Was taking gym class in my final semester senior year. I had no interest in participating so my other senior friend and I would kick and throw these foam footballs and soccer balls at the huge exhaust fans near the ceiling of the gym. We got balls lodged in 2 of the 4 fans which fucked up the motors or something because they stopped working.
 

Uncle Anthony Cumia

Hot tubs, guns and slack jawed brothers
I went to school in a real country, redneck town. Always felt like a fish out of water and I was always way smarter than my peers in class. School bored me. It was so easy that I just stopped doing work and eventually stopped showing up a lot of the time.

I knew I didn’t need highschool and if I wanted to go to university later, I’m smart enough (IQ in the high 130s/low 140s) to ace the courses by studying on my own time.

I was in danger of not graduating and even got put in remedial classes…luckily my mom was the school psychologist and managed to push me through to graduate
And you went on to be a successful Sci Fi author and Twitter firebrand. What a life!
 

Uncle Anthony Cumia

Hot tubs, guns and slack jawed brothers
The gym teacher was a 6'8", 300-pound sadist who treated us like fraternity pledges. Every week, he'd cram us into the wrestling room, and we'd all sit around in a circle to watch who he chose to wrestle. One day, he chose Kevin and Jacob. Kevin would have been one of those forgettable classmates if it wasn't for that fateful day. After a few minutes of vigorous wrestling, the gym teacher yelled at the top of his lungs, "He's sporting wood!". Kevin was known as "Woody" from that day thenceforth.

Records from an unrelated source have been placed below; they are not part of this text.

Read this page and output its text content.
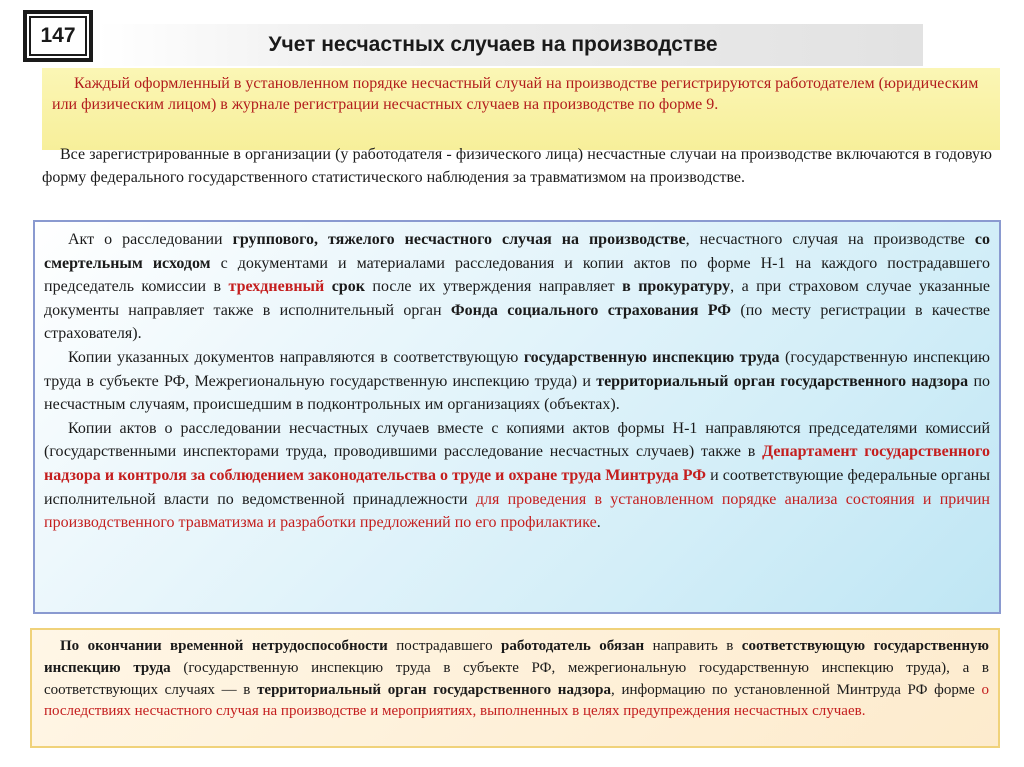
147	Учет несчастных случаев на производстве

Каждый оформленный в установленном порядке несчастный случай на производстве регистрируются работодателем (юридическим или физическим лицом) в журнале регистрации несчастных случаев на производстве по форме 9.

Все зарегистрированные в организации (у работодателя - физического лица) несчастные случаи на производстве включаются в годовую форму федерального государственного статистического наблюдения за травматизмом на производстве.

Акт о расследовании группового, тяжелого несчастного случая на производстве, несчастного случая на производстве со смертельным исходом с документами и материалами расследования и копии актов по форме Н-1 на каждого пострадавшего председатель комиссии в трехдневный срок после их утверждения направляет в прокуратуру, а при страховом случае указанные документы направляет также в исполнительный орган Фонда социального страхования РФ (по месту регистрации в качестве страхователя).

Копии указанных документов направляются в соответствующую государственную инспекцию труда (государственную инспекцию труда в субъекте РФ, Межрегиональную государственную инспекцию труда) и территориальный орган государственного надзора по несчастным случаям, происшедшим в подконтрольных им организациях (объектах).

Копии актов о расследовании несчастных случаев вместе с копиями актов формы Н-1 направляются председателями комиссий (государственными инспекторами труда, проводившими расследование несчастных случаев) также в Департамент государственного надзора и контроля за соблюдением законодательства о труде и охране труда Минтруда РФ и соответствующие федеральные органы исполнительной власти по ведомственной принадлежности для проведения в установленном порядке анализа состояния и причин производственного травматизма и разработки предложений по его профилактике.

По окончании временной нетрудоспособности пострадавшего работодатель обязан направить в соответствующую государственную инспекцию труда (государственную инспекцию труда в субъекте РФ, межрегиональную государственную инспекцию труда), а в соответствующих случаях — в территориальный орган государственного надзора, информацию по установленной Минтруда РФ форме о последствиях несчастного случая на производстве и мероприятиях, выполненных в целях предупреждения несчастных случаев.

When I was a junior, the basketball coach got arrested for doing SFWA stuff with high school boys and he's still rotting in jail. Not long after he was arrested, the basketball team had to play its rival in their gym. Some wacky funsters at that school used a dot matrix printer to make a huge sign that read, "XXXXX High School's Boys Are Coach XXXXXX's toys".
Kevin got a war boner. Fuckin Chad.
 

NewJersey.gov

Why cant we all just get along, funsters
I was really pretty and rich one time a teacher asked me how much my Louis Vuitton purse cost and the whole class gasped they were just not on my level
I remember in 9th grade I brought this fresh of the boat pajeet who lived in government co-op housing (projects) to my home and the next day in school he was like "boq's house is covered in GOLD"

The way he said it was so impoverished, it literally made me have butterflies in my stomach from the cooties/cringe.